Selina hadn’t the faintest idea who Brougham was, or why his campaign would be relevant to Peter, but Peter’s eyes sparked with interest.

“I had, yes. I’ve been meaning to meet with him—I have a great deal to learn about abolition work in this country.”

“You should,” said Lydia. She was staring grimly down at her slippers, but she was still talking. Selina wanted to clap her on the back in delight but restrained herself. “He was instrumental in passing the Slave Trade Felony Act. If you want to work on legislation, he can help you do it.”

Peter grinned at Lydia, and Selina felt a hot sensation in her chest and her fingers.

“You should dance,” she said abruptly. “The next set.”

Peter’s gaze shot to hers. “Lady Selina.
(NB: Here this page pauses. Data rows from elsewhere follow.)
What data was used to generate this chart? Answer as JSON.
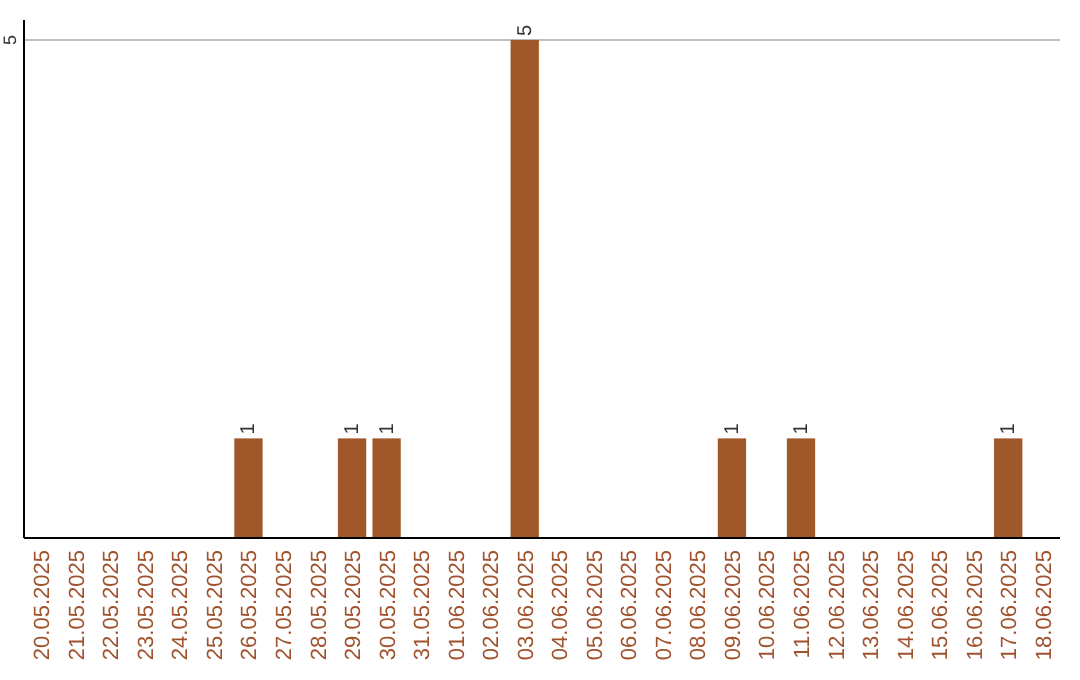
{
  "chart_data": {
    "type": "bar",
    "categories": [
      "20.05.2025",
      "21.05.2025",
      "22.05.2025",
      "23.05.2025",
      "24.05.2025",
      "25.05.2025",
      "26.05.2025",
      "27.05.2025",
      "28.05.2025",
      "29.05.2025",
      "30.05.2025",
      "31.05.2025",
      "01.06.2025",
      "02.06.2025",
      "03.06.2025",
      "04.06.2025",
      "05.06.2025",
      "06.06.2025",
      "07.06.2025",
      "08.06.2025",
      "09.06.2025",
      "10.06.2025",
      "11.06.2025",
      "12.06.2025",
      "13.06.2025",
      "14.06.2025",
      "15.06.2025",
      "16.06.2025",
      "17.06.2025",
      "18.06.2025"
    ],
    "values": [
      0,
      0,
      0,
      0,
      0,
      0,
      1,
      0,
      0,
      1,
      1,
      0,
      0,
      0,
      5,
      0,
      0,
      0,
      0,
      0,
      1,
      0,
      1,
      0,
      0,
      0,
      0,
      0,
      1,
      0
    ],
    "value_labels": [
      null,
      null,
      null,
      null,
      null,
      null,
      "1",
      null,
      null,
      "1",
      "1",
      null,
      null,
      null,
      "5",
      null,
      null,
      null,
      null,
      null,
      "1",
      null,
      "1",
      null,
      null,
      null,
      null,
      null,
      "1",
      null
    ],
    "color": "#a0582a",
    "ylim": [
      0,
      5.2
    ],
    "yticks": [
      5
    ],
    "grid": "y"
  }
}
It would be my pleasure to escort you onto the dance floor.”

“Oh,” she said, and now the burning feeling rushed up to her cheeks. “No. I—I meant with Lydia.” Devil take it, had she implied that she wanted to dance with him? Surely she had not. “You must ask Lydia.”

He took her stuttered protest with equanimity. “To be sure. Miss Hope-Wallace, would you care to join me for the next set?”

Lydia managed to nod, and when the music shifted into a quadrille, Peter and Lydia made their way into the crush of men and women in the center of the ballroom.

Lady Georgiana was scooped up promptly by a small knot of suitors. Tresidder—poor foolish man—seemed to come out the winner, and he led Georgiana into the fray. Samuel Bowbridge, among the rejected, nervously angled his gaze toward Selina. She gave him a withering look.

“Beg pardon,” he mumbled. “Good evening, Lady Selina.”

And then she was mercifully alone to watch Peter dance with Lydia and to think.

They would have made a brilliant couple if Lydia didn’t look miserable. She was an excellent dancer—not that she had the chance to demonstrate it often—but her face was set, and she kept refusing to look Peter in the eye. He was talking easily to her, though, and he didn’t seem offended by her silence.

He was good at this—dancing, talking. Selina had not thought he would be quite so good at it.